Making your team safe and inclusive doesn’t end with unconscious bias training and learning to defuse harmful interpersonal interactions. Your codebase, design documents, and technical communications are likely littered with pitfalls that prevent everyone from feeling included. Liz discusses common inclusivity anti-patterns in code and technical communication and how to avoid them.
Effective Service Level Objectives
Service level objectives and error budgets are the cornerstone of Site Reliability Engineering and a critical tool for organizations to find an appropriate balance between reliability and rates of feature development. In this talk, you will learn how to set and measure useful service level indicators and objectives for needs ranging from interactive, latency-sensitive, query-based systems to batch throughput-oriented systems. You will learn how to set high-signal-to-noise-ratio alerting based on the error budget, and how to make longer-term changes to development priorities if your budget is overspent or underspent.
Co-developed with the CRE team at Google, including Kristina Bennett, Alex Bramley, David Ferguson, and Marie Cosgrove-Davies.
Relieving Tech Debt w/ Interrupt Reduction Projects
It's easy to plan out month-long or year-long projects, or to have an interrupts rotation for dealing with oncall/tickets, but how do you make sure you're also doing the short week-long projects that can relieve your technical debt? I'll cover a planning approach that my team found that makes room for all three sets of work, reducing in the long term the operational burden of the services we operate.
Concepts co-developed with John Tobin and Dave O'Connor.
Managing Up and Sideways
Ever have a bad manager?
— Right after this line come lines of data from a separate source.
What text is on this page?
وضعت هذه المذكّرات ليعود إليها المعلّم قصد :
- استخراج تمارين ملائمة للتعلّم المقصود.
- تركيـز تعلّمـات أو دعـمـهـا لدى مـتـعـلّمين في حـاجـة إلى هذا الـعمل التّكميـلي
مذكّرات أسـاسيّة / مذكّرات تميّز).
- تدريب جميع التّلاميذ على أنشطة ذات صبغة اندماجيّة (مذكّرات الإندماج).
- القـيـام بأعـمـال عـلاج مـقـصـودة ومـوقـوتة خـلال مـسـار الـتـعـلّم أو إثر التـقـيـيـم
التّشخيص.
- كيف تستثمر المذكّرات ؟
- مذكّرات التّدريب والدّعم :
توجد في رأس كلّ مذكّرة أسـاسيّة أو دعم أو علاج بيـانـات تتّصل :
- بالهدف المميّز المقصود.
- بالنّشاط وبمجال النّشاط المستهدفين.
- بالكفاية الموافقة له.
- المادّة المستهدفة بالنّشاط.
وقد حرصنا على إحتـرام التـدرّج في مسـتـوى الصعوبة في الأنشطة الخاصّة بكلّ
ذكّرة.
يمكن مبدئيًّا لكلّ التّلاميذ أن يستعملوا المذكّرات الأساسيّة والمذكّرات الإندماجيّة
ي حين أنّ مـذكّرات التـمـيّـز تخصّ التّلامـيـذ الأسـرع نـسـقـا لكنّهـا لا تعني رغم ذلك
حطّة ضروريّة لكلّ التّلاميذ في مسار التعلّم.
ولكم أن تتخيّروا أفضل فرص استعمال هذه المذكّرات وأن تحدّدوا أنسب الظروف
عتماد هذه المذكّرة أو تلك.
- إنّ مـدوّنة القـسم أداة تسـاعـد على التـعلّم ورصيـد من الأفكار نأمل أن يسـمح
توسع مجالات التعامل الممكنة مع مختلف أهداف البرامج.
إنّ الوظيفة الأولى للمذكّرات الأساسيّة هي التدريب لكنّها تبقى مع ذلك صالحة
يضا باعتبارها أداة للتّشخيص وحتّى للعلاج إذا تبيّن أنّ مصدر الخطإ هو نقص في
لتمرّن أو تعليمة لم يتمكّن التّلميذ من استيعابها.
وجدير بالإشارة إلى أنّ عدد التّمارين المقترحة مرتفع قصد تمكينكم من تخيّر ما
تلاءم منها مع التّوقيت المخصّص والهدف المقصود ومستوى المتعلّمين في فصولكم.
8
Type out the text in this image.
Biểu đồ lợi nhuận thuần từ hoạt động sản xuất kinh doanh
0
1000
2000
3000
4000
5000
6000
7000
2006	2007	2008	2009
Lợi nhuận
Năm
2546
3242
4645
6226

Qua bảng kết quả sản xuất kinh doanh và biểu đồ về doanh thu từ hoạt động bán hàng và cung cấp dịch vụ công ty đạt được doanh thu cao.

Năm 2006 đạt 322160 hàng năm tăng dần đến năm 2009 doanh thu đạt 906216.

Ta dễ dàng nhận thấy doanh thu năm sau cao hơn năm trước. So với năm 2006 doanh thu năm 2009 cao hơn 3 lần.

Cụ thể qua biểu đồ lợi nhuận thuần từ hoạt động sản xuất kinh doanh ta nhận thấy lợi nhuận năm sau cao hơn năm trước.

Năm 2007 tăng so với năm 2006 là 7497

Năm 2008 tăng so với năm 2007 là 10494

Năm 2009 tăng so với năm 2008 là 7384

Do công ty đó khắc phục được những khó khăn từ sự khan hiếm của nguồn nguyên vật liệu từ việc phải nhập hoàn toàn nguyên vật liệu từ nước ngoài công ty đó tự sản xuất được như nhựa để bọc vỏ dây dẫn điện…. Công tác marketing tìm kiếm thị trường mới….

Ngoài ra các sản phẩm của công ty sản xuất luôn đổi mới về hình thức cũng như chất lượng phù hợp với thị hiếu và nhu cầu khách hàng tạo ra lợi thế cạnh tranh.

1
Or have a project go off the rails but feel powerless to stop the trainwreck? I'll talk about why knowing a little bit about management can help you as an individual contributor or tech lead, and talk about a few ways that you can help yourself and your team without ever formally managing yourself.
Build skills through hobbies! Bring them to work!
Building technical and leadership skills doesn’t only happen in the workplace! I became a better technical leader and Site Reliability Engineer from playing games such as Puzzle Pirates, World of Warcraft, EVE Online, and Factorio. I will share what I learned from these experiences, and how both hiring managers and employees can talk about non-traditional forms of experience.